Texas A&M athletic director Bill Byrne reached out to his counterpart at the state capitol on Friday afternoon regarding the continuation of the Texas-Texas A&M rivalry after the Aggies make their 2012 move to the SEC and was told that the Longhorns have no room on their non-conference schedule to play the Aggies at least through 2018.
As Texas A&M coaches also reached out to Texas coaches in other sports, only the tennis team has currently replied to requests to continue the rivalry in those sports as well, declining the offer to play A&M.
Meanwhile, state senator Tommy Williams, a Republican from The Woodlands, is starting to make noise in the legislature, saying that he will file legislation that would instruct both schools to continue the rivalry. While it's understandable that the legislature declined to get involved in attempting to keep A&M in the Big 12, why get involved now and tell Texas what to do?

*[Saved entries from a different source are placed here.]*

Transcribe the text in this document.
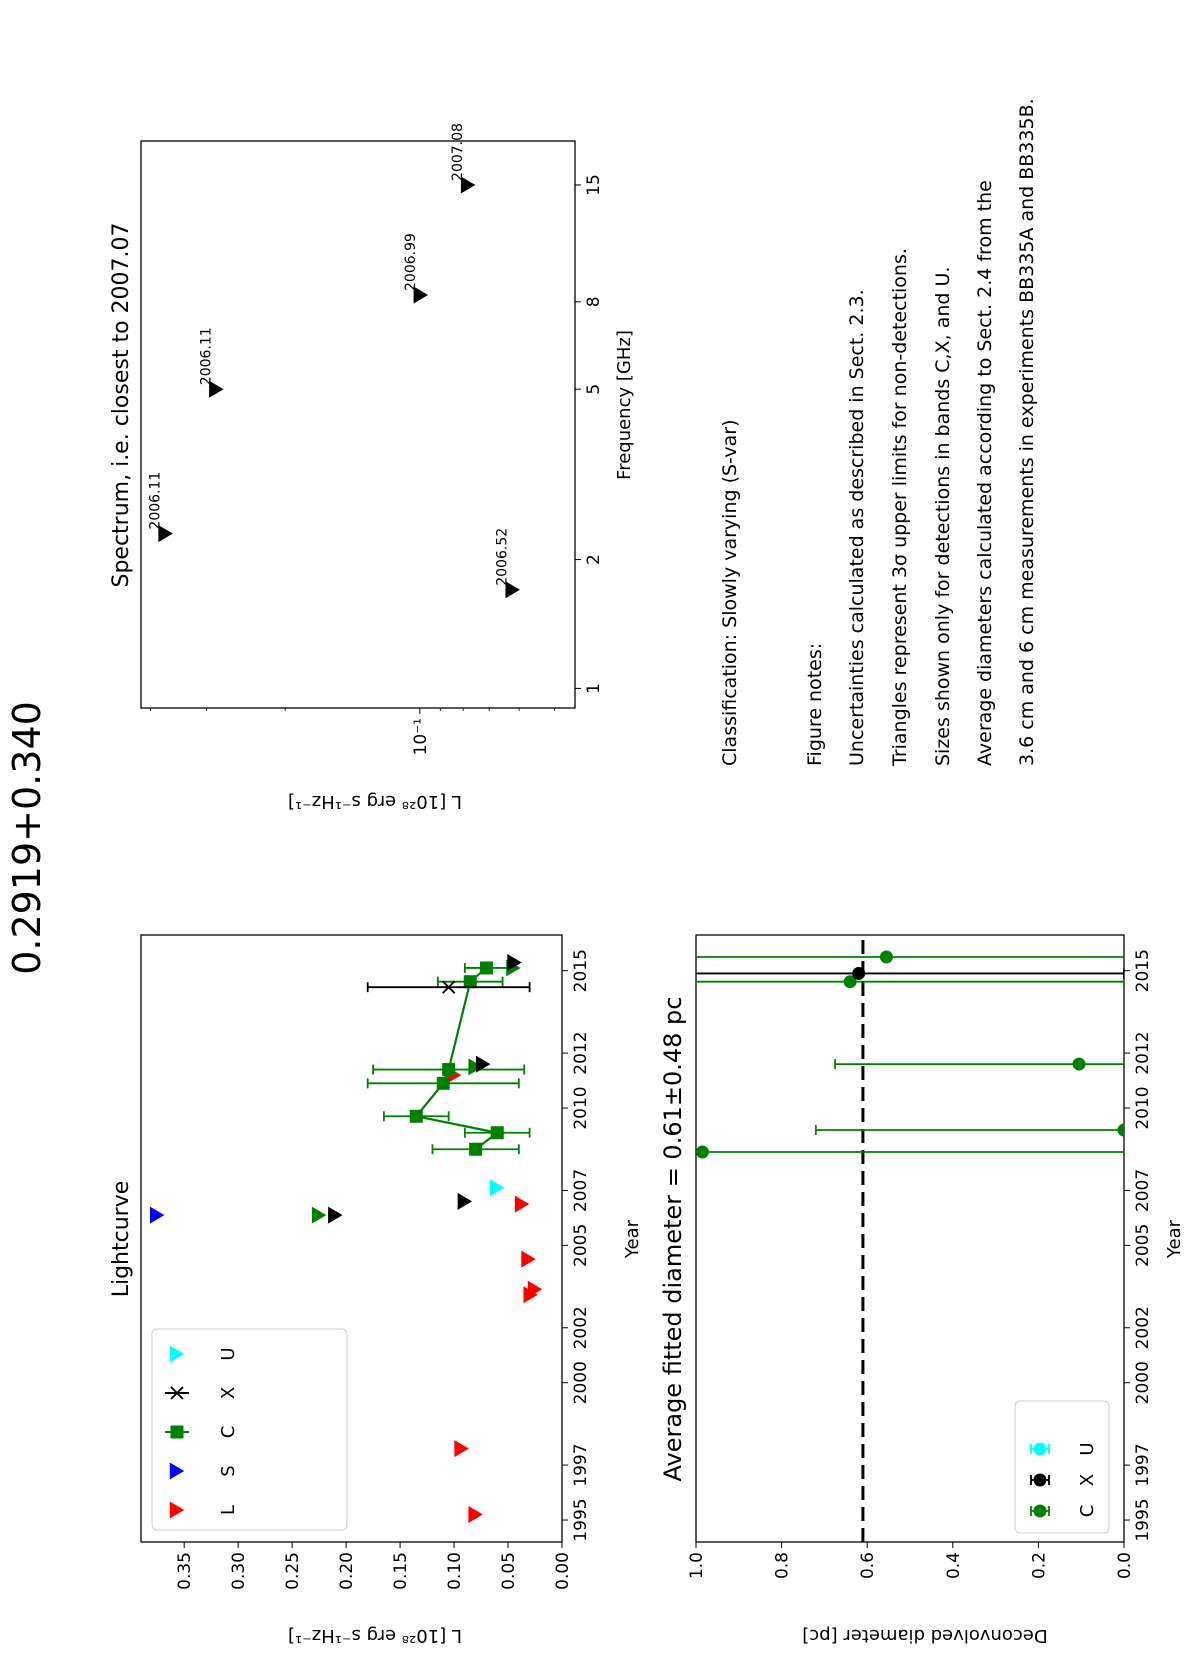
0.2919+0.340
Lightcurve	Year
L [10²⁸ erg s⁻¹Hz⁻¹]
1995
1997
2000
2002
2005
2007
2010
2012
2015
0.00
0.05
0.10
0.15
0.20
0.25
0.30
0.35
L
S
C
X
U
Spectrum, i.e. closest to 2007.07	Frequency [GHz]
L [10²⁸ erg s⁻¹Hz⁻¹]
1
2
5
8
15
10⁻¹
2006.52
2006.11
2006.11
2006.99
2007.08
Average fitted diameter = 0.61±0.48 pc	Year
Deconvolved diameter [pc]
1995
1997
2000
2002
2005
2007
2010
2012
2015
0.0
0.2
0.4
0.6
0.8
1.0
C
X
U
Classification: Slowly varying (S-var)	Figure notes: Uncertainties calculated as described in Sect. 2.3. Triangles represent 3σ upper limits for non-detections. Sizes shown only for detections in bands C,X, and U. Average diameters calculated according to Sect. 2.4 from the 3.6 cm and 6 cm measurements in experiments BB335A and BB335B.
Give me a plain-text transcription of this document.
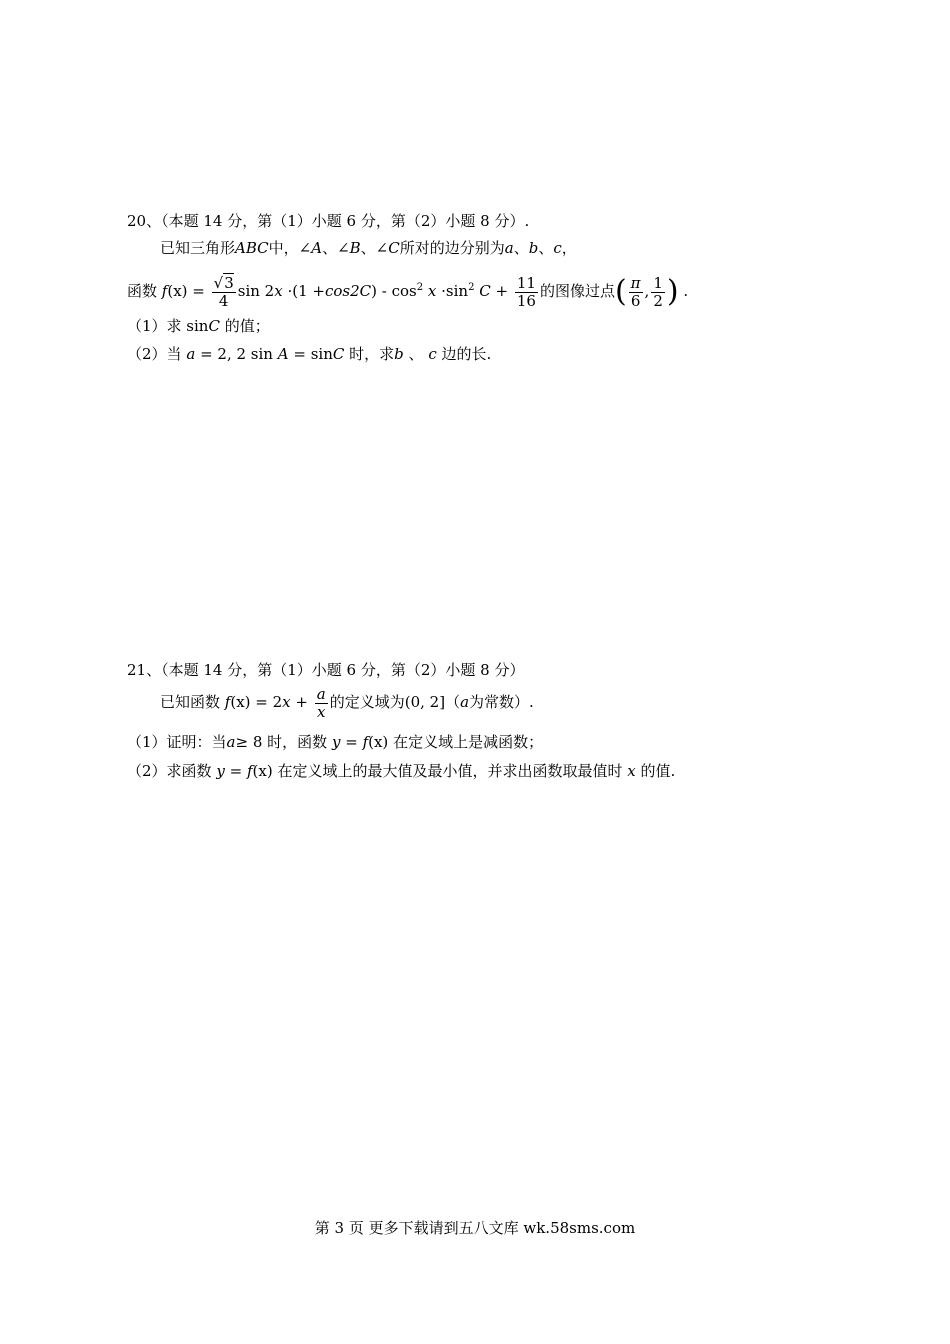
20、（本题 14 分，第（1）小题 6 分，第（2）小题 8 分）.
已知三角形ABC中，∠A、∠B、∠C所对的边分别为a、b、c，
函数 $f(x) = \frac{√3}{4}$ $\sin 2x \cdot(1 +\cos 2C) - \cos^2 x \cdot\sin^2$ $C + \frac{11}{16}$ 的图像过点( $\frac{\pi}{6}$ , $\frac{1}{2}$ ) .
（1）求 sinC 的值；
（2）当 a = 2, 2 sin A = sinC 时，求b 、 c 边的长.
21、（本题 14 分，第（1）小题 6 分，第（2）小题 8 分）
已知函数 $f(x) = 2x + \frac{a}{x}$ 的定义域为(0, 2]（a为常数）.
（1）证明：当a≥ 8 时，函数 y = f(x) 在定义域上是减函数；
（2）求函数 y = f(x) 在定义域上的最大值及最小值，并求出函数取最值时 x 的值.
第 3 页 更多下载请到五八文库 wk.58sms.com
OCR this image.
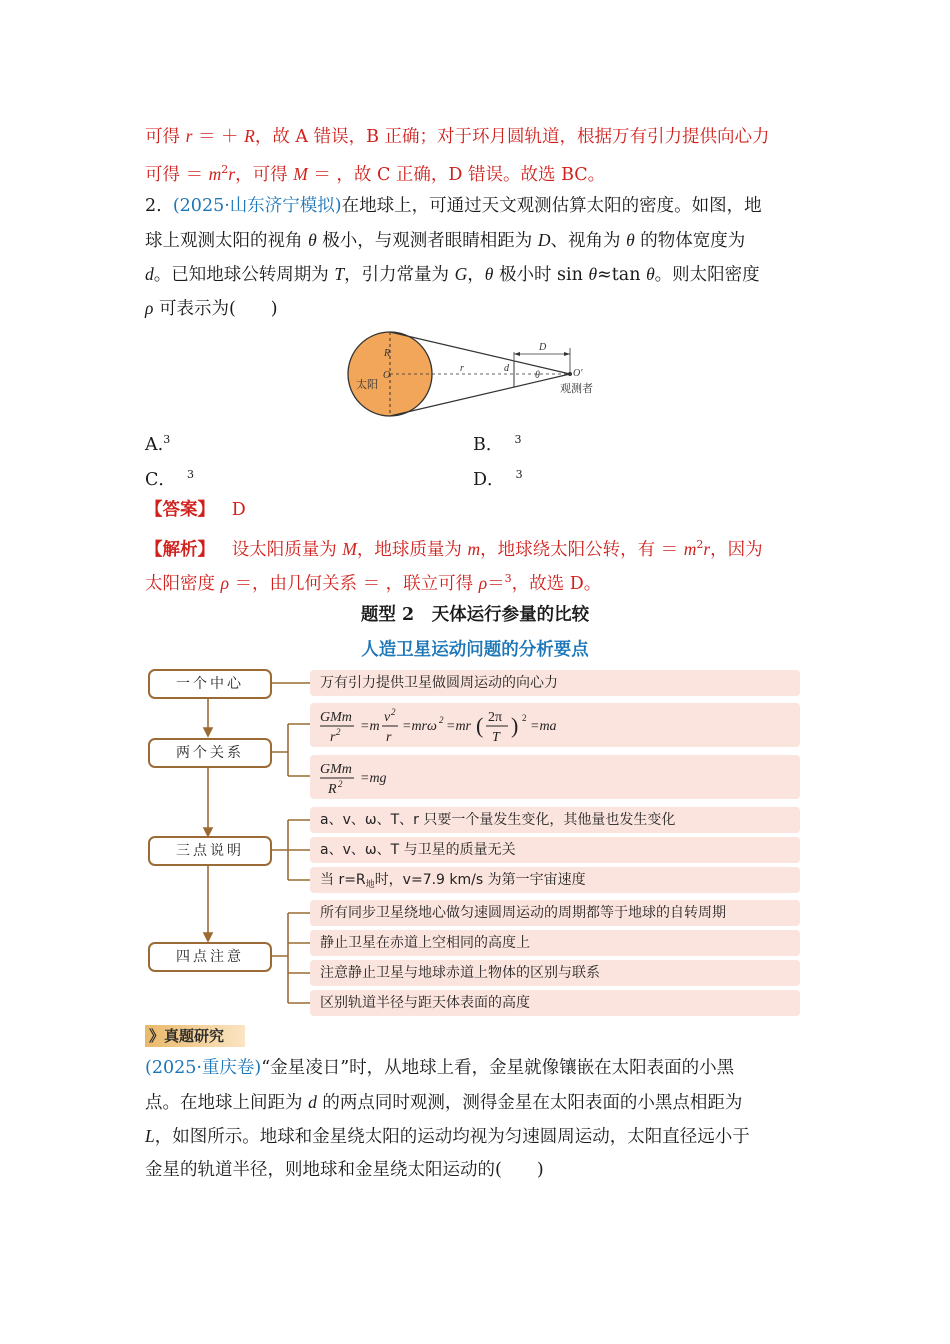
可得 r ＝ ＋ R，故 A 错误，B 正确；对于环月圆轨道，根据万有引力提供向心力
可得 ＝ $m^2r$，可得 M ＝ ，故 C 正确，D 错误。故选 BC。
2. (2025·山东济宁模拟)在地球上，可通过天文观测估算太阳的密度。如图，地
球上观测太阳的视角 θ 极小，与观测者眼睛相距为 D、视角为 θ 的物体宽度为
d。已知地球公转周期为 T，引力常量为 G，θ 极小时 sin θ≈tan θ。则太阳密度
ρ 可表示为(　　)
R
O
太阳
r	d
D
θ	O′
观测者
A.$^3$	B． $^3$
C． $^3$	D． $^3$
【答案】 D
【解析】 设太阳质量为 M，地球质量为 m，地球绕太阳公转，有 ＝ $m^2r$，因为
太阳密度 ρ ＝，由几何关系 ＝ ，联立可得 ρ＝$^3$，故选 D。
题型 2　天体运行参量的比较
人造卫星运动问题的分析要点
一个中心
两个关系
三点说明
四点注意
万有引力提供卫星做圆周运动的向心力
GMm
r 2 =m
v 2
r
=mrω 2 =mr ( 2π
T ) 2
=ma
GMm
R 2 =mg
a、v、ω、T、r 只要一个量发生变化，其他量也发生变化
a、v、ω、T 与卫星的质量无关
当 $r=R_地$时，v=7.9 km/s 为第一宇宙速度
所有同步卫星绕地心做匀速圆周运动的周期都等于地球的自转周期
静止卫星在赤道上空相同的高度上
注意静止卫星与地球赤道上物体的区别与联系
区别轨道半径与距天体表面的高度
》真题研究
(2025·重庆卷)“金星凌日”时，从地球上看，金星就像镶嵌在太阳表面的小黑
点。在地球上间距为 d 的两点同时观测，测得金星在太阳表面的小黑点相距为
L，如图所示。地球和金星绕太阳的运动均视为匀速圆周运动，太阳直径远小于
金星的轨道半径，则地球和金星绕太阳运动的(　　)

After all, as DeLoss Dodds has said in recent weeks, A&M was the one who left the conference, destabilizing it to the point where it barely survived once again. If the Aggies so desperately wanted to continue the rivalry with Texas, why leave the conference? Perhaps Dodds and the Texas administration are declining to play the Aggies as payback for bailing on the league and if so, don't the Longhorns have that right? This is the consequence of making the decision to leave. Own it, Aggies. Of course, it's probably still more convenient to blame everything on Texas, as always.
Earlier in the week, interim commissioner Chuck Neinas indicated that the Longhorns are not currently considering newest Big 12 member TCU as a potential opponent on Thanksgiving, leaving the opponent for that date up in the air, though Texas will continue to play a T-day game. Texas Tech has expressed a desire to take A&M's spot.